His a la carte menu shows a notable use of local produce and a sense of mischief in eccentrically named dishes like "deconstructed Eighties scampi and chips" and "Caesar breakdown" salad.

But it was the set menu that grabbed my attention on this visit, starting with pressed ham hock terrine with yellow pickle and seed toast.

Although the texture was more like mashed tuna than the shredded meat I expected, the ham hock – served on an oh-so-outre piece of slate – boasted a properly piggy flavour and the piccalilli was pleasingly piquant and crunchy. The two dry discs of (decidedly unseedy) seed toast were more like slices of loofah mitt.

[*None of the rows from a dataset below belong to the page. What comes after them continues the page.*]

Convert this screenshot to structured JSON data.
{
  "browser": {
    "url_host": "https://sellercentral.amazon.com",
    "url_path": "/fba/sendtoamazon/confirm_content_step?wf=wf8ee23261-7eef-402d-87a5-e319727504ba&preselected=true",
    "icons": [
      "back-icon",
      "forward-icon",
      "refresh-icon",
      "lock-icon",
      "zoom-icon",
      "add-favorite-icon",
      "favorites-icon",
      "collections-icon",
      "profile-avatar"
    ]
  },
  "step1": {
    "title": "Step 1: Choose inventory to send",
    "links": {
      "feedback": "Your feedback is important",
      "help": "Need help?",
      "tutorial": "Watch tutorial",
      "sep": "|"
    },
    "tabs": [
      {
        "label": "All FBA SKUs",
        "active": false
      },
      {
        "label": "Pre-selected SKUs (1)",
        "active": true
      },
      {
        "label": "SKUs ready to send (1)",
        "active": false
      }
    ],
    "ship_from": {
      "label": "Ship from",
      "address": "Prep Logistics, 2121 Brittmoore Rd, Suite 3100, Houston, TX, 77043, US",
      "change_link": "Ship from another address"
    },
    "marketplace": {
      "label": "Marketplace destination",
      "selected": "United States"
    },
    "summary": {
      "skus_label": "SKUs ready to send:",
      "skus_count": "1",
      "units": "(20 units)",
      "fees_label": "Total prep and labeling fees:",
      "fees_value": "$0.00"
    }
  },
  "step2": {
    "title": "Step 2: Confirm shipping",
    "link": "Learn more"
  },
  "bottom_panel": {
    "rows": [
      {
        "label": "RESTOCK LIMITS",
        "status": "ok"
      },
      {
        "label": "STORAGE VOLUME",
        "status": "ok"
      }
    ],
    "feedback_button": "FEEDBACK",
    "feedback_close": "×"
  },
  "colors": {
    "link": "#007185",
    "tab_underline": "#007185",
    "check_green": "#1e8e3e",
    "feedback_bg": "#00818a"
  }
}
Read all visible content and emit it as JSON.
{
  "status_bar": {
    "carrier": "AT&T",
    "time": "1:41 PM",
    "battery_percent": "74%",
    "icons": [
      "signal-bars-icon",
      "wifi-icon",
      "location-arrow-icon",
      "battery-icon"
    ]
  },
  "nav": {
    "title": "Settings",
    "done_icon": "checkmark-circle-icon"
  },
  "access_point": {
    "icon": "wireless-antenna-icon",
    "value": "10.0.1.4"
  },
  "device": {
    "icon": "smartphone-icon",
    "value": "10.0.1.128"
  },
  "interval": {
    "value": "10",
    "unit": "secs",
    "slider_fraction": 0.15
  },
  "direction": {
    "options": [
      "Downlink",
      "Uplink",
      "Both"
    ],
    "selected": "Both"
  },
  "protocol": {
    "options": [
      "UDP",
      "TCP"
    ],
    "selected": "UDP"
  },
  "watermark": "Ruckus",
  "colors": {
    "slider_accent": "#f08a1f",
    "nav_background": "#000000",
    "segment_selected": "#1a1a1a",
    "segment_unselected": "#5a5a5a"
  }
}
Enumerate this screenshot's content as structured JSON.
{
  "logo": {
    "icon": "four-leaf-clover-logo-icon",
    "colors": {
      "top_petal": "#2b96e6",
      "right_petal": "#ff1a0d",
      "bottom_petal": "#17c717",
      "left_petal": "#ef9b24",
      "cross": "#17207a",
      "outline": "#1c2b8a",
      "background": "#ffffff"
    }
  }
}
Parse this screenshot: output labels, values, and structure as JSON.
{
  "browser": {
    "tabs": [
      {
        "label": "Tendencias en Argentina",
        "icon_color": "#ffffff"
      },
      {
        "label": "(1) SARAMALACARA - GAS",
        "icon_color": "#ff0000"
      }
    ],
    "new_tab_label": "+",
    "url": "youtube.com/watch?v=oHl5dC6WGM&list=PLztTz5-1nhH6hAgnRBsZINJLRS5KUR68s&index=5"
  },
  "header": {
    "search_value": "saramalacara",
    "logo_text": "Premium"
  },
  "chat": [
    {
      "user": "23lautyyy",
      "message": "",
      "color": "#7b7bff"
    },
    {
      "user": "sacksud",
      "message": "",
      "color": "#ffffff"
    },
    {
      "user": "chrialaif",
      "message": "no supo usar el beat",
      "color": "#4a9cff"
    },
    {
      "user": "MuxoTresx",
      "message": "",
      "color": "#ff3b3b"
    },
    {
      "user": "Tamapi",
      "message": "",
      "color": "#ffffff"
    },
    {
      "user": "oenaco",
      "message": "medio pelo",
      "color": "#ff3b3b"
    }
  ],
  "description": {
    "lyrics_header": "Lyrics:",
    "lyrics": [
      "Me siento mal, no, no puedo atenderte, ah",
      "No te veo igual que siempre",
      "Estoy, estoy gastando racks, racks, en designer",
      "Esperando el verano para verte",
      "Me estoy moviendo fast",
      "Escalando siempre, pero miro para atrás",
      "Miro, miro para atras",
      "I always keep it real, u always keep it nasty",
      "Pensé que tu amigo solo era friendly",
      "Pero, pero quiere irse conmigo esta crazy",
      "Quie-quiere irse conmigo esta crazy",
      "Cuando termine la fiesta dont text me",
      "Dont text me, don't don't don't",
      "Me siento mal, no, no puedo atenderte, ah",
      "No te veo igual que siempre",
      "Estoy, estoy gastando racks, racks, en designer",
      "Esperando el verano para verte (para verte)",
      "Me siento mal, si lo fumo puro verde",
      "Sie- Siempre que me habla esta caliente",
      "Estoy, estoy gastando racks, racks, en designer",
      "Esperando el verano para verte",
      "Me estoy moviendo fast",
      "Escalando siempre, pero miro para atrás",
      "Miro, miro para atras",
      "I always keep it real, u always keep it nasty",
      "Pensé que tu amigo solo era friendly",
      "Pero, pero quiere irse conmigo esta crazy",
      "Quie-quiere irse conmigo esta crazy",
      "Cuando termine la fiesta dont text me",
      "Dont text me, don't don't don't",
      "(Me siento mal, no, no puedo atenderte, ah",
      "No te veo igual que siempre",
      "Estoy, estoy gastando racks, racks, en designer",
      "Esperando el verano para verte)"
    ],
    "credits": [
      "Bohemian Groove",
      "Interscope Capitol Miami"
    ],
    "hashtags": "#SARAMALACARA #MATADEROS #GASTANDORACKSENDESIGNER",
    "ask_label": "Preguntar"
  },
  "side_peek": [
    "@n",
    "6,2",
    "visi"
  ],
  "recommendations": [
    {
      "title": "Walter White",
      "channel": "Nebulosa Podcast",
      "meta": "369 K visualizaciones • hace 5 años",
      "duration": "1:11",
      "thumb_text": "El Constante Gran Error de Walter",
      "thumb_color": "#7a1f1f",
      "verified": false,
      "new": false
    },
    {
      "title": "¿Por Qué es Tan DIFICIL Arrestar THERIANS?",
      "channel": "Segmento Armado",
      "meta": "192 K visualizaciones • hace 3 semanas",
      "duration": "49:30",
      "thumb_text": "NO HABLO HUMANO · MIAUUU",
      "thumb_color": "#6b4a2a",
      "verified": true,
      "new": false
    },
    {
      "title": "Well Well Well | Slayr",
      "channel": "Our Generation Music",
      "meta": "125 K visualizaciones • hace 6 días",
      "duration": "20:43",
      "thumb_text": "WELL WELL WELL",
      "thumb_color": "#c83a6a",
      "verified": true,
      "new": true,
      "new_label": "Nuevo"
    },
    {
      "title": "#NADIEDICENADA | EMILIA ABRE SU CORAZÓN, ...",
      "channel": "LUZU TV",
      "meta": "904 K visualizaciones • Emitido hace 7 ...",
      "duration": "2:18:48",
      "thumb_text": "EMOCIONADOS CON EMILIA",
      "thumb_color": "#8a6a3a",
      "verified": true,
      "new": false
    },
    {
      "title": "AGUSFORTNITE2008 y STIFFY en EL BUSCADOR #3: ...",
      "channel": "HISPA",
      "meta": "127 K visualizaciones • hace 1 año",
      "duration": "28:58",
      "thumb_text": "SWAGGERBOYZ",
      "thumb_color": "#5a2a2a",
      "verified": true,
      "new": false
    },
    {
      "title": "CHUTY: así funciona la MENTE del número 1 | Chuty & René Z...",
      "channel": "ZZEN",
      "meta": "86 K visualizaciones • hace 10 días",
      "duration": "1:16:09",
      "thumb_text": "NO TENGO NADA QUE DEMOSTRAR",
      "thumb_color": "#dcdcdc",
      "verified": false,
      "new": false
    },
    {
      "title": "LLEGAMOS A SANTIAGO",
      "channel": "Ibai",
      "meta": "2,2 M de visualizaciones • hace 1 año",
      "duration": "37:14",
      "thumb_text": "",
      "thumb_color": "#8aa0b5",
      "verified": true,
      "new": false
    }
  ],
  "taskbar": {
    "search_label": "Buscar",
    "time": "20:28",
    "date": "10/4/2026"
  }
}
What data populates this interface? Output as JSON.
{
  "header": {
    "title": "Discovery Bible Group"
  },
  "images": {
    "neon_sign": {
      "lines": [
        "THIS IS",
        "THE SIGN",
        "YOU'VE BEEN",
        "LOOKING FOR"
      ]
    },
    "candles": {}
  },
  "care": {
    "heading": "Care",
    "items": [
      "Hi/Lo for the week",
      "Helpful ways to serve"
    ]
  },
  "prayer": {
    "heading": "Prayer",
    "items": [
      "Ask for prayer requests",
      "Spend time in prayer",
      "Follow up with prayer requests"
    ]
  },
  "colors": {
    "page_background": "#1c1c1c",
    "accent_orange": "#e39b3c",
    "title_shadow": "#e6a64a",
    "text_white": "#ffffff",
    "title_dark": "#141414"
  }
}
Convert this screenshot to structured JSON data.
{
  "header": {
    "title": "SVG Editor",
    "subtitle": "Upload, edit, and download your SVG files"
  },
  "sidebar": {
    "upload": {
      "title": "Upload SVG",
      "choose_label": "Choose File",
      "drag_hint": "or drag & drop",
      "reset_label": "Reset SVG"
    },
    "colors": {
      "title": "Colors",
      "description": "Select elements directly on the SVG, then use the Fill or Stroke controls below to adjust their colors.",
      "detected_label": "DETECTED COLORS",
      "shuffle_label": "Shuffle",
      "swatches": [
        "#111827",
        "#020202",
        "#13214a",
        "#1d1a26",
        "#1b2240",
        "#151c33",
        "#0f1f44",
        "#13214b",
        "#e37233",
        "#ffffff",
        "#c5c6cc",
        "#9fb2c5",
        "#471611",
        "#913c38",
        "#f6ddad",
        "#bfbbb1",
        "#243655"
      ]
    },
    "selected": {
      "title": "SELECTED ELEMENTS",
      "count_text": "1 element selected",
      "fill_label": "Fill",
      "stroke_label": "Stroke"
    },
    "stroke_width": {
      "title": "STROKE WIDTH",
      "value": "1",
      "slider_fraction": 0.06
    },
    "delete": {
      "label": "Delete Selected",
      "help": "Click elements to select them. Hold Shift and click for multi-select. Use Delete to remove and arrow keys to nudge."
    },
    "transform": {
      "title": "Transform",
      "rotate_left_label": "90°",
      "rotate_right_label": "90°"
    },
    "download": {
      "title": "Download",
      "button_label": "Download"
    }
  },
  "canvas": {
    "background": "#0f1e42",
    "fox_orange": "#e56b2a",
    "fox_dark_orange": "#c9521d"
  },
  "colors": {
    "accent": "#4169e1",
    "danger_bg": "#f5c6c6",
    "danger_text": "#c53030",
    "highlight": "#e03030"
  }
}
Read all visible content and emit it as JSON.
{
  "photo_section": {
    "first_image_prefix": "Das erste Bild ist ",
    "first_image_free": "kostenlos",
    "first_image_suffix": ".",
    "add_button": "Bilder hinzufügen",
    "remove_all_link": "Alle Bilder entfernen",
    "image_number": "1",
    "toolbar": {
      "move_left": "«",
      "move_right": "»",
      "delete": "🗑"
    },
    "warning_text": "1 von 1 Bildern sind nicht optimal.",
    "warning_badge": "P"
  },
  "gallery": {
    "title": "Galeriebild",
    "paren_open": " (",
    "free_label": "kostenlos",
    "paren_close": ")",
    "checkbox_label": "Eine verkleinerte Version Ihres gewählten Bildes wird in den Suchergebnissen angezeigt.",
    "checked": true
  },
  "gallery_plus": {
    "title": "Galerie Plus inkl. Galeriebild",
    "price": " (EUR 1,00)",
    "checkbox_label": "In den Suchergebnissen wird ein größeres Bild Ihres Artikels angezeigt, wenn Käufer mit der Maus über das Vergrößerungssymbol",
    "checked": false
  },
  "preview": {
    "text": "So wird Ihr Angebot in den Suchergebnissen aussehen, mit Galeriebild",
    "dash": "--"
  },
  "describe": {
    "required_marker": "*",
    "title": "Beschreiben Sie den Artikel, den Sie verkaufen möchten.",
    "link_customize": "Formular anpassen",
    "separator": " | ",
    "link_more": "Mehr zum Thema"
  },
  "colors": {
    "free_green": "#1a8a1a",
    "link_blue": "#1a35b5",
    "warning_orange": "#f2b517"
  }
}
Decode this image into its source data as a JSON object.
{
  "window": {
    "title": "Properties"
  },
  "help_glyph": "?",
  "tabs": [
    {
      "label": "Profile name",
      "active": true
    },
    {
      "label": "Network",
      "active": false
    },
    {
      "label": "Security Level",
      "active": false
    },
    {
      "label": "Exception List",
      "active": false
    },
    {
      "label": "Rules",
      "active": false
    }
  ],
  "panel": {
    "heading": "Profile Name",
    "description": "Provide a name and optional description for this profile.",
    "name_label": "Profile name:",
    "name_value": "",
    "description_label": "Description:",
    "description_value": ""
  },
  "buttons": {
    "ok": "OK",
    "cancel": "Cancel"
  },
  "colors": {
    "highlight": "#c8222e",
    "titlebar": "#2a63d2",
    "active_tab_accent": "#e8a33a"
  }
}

Main course – this time served on an equally irksome and unnecessary wooden board – was a well balanced dish of juicy, well timed salmon fillet flanked by a couple of crisp-coated, rosemary scented potato croquettes, florets of garlicky broccoli and a fairly indistinct dill cream.

It went particularly well with a crisp South African chenin blanc from a list that offers 16 by the glass, but which could do with a few more bottles under the £19.50 entry level.

To finish, a well made sticky toffee pudding with a butterscotch sauce that wasn't too sweet and a decent vanilla ice cream. It was just a shame it was served on a cold plate, which might have prevented the ice cream from melting, but rendered the rest of the dish barely lukewarm. Still, at least it was served on a china plate.